Robert se lasse très vite de la complexité et des complications. Il reconnaît que tout n'est pas toujours tout noir ou tout blanc, mais préfère éviter les situations en nuances de gris, tout simplement. D'où sa vision parfois infantile de ce qui se passe autour de lui. La plupart du temps, c'est rafraîchissant. Parfois, il faut un peu le rappeler à la réalité.
— Très bien, les mecs et les nanas hétéros. Ou même carrément tous les gens qui sont compatibles par rapport à leur orientation, peu importe. Mais même en abandonnant les généralités, je me trompe, ou elle est magnifique, cette fille ? Rob s'efforce de construire un peu plus son argumentaire.
— Tu l'as déjà vue. On était au lycée ensemble, lui rappelle Markus.
D'une part, il n'accepte toujours pas l'idée que ni lui ni elle ne se souvienne de l'autre. D'autre part, il veut éviter de répondre à la question. C'est une chose de complimenter le physique d'une inconnue dans la rue, une autre de faire ce genre de commentaire sur une amie.
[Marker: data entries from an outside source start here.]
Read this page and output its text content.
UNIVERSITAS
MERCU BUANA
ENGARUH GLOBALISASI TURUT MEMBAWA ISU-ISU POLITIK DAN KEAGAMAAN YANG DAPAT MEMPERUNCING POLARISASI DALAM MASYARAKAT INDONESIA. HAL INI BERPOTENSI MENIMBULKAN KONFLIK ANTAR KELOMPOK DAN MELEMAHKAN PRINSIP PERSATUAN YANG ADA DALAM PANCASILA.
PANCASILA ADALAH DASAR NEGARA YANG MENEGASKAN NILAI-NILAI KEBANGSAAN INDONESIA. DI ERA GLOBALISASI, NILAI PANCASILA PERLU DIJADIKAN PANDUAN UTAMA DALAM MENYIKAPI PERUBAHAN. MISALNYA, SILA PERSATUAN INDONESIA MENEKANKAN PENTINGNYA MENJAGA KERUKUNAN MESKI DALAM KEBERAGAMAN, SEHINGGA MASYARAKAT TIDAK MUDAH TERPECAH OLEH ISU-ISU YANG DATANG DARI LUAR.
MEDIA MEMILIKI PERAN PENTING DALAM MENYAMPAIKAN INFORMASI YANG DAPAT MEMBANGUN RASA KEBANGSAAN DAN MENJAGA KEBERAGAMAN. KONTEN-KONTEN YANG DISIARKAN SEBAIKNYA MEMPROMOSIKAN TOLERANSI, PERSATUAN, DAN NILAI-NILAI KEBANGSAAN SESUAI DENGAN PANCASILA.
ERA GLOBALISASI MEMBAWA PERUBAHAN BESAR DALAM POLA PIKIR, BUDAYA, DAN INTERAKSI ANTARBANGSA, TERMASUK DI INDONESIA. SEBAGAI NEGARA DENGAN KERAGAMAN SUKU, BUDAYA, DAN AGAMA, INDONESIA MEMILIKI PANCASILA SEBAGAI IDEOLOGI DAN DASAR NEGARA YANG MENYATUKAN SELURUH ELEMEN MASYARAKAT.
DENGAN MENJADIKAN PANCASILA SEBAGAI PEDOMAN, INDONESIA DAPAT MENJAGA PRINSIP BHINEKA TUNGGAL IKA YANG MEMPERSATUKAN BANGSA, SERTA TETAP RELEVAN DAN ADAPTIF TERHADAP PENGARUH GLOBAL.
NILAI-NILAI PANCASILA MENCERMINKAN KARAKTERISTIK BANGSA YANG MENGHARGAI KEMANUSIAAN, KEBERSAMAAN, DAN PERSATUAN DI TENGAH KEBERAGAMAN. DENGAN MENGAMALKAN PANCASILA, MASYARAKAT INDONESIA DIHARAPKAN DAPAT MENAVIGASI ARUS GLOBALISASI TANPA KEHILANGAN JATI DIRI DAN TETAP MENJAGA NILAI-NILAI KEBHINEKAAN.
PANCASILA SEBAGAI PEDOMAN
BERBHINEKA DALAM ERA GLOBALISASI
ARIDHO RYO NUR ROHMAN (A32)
— Pour moins d'un an. Il y en a sept, se défend Rob.
Pour lui, c'est que son pote ait reconnu la jeune femme, qui est surprenant. Qui se souvient aussi bien des visages ? Même après des années de développement aussi cruciales que celles qui se trouvent encore entre 16 et 23 ans ? Pire, d'après son récit, Markus a carrément reconnu Jena de dos !
Pour sa part, ce dernier soupire, ne pouvant pas esquiver la question précédente de son ami plus longtemps. Mais il n'estime de toute façon pas vraiment avoir besoin de répondre explicitement, puisque l'apparence de Jena a toujours été sous-entendue dans leurs conversations à son sujet, depuis sa réapparition en ville.
— D'accord. En admettant que tu aies raison, je rappelle que mon frère est dans la chambre adjacente, il passe à des objections différentes à la théorie de son camarade.
— On peut faire ces choses-là en silence, tu sais, lui fait remarquer Rob, lui tirant une grimace dégoûtée.
— Je sais ! Merci pour cette image ! Mais j'ai pas envie de faire ça en silence, il laisse échappe dans son outrage.
— Oho ! C'est qui, le vicieux, maintenant ? relève immédiatement Robert, avec un mouvement de sourcils allusif.
— Ce n'est pas ce que je veux dire ! Elle vit chez moi parce que ses parents l'ont mise à la porte. Elle est en ville parce que ça sœur est dans le coma. Elle a autre chose à penser, se rattrape l'étudiant du mieux qu'il peut.
Il n'invente rien. C'est un peu ce qu'il voulait dire, d'une certaine façon. Si et seulement s'il venait à inviter la belle brune à sortir, il ne voudrait pas qu'il y ait de malaise. Il voudrait que ça se fasse naturellement, qu'il n'y ait pas de malentendu. Dans la situation actuelle, il ne se sentirait pas réglo vis-à-vis d'elle.
— Et toi ? demande Rob, un rien plus sérieux qu'auparavant, sentant bien que Markus rumine.
— Il faut être deux pour ces choses-là, il ne se mouille pas.
— Donc… ce que tu es en train de dire, c'est que tu veux faire ça bien ? comprend Robert malgré tout, connaissant bien son pote.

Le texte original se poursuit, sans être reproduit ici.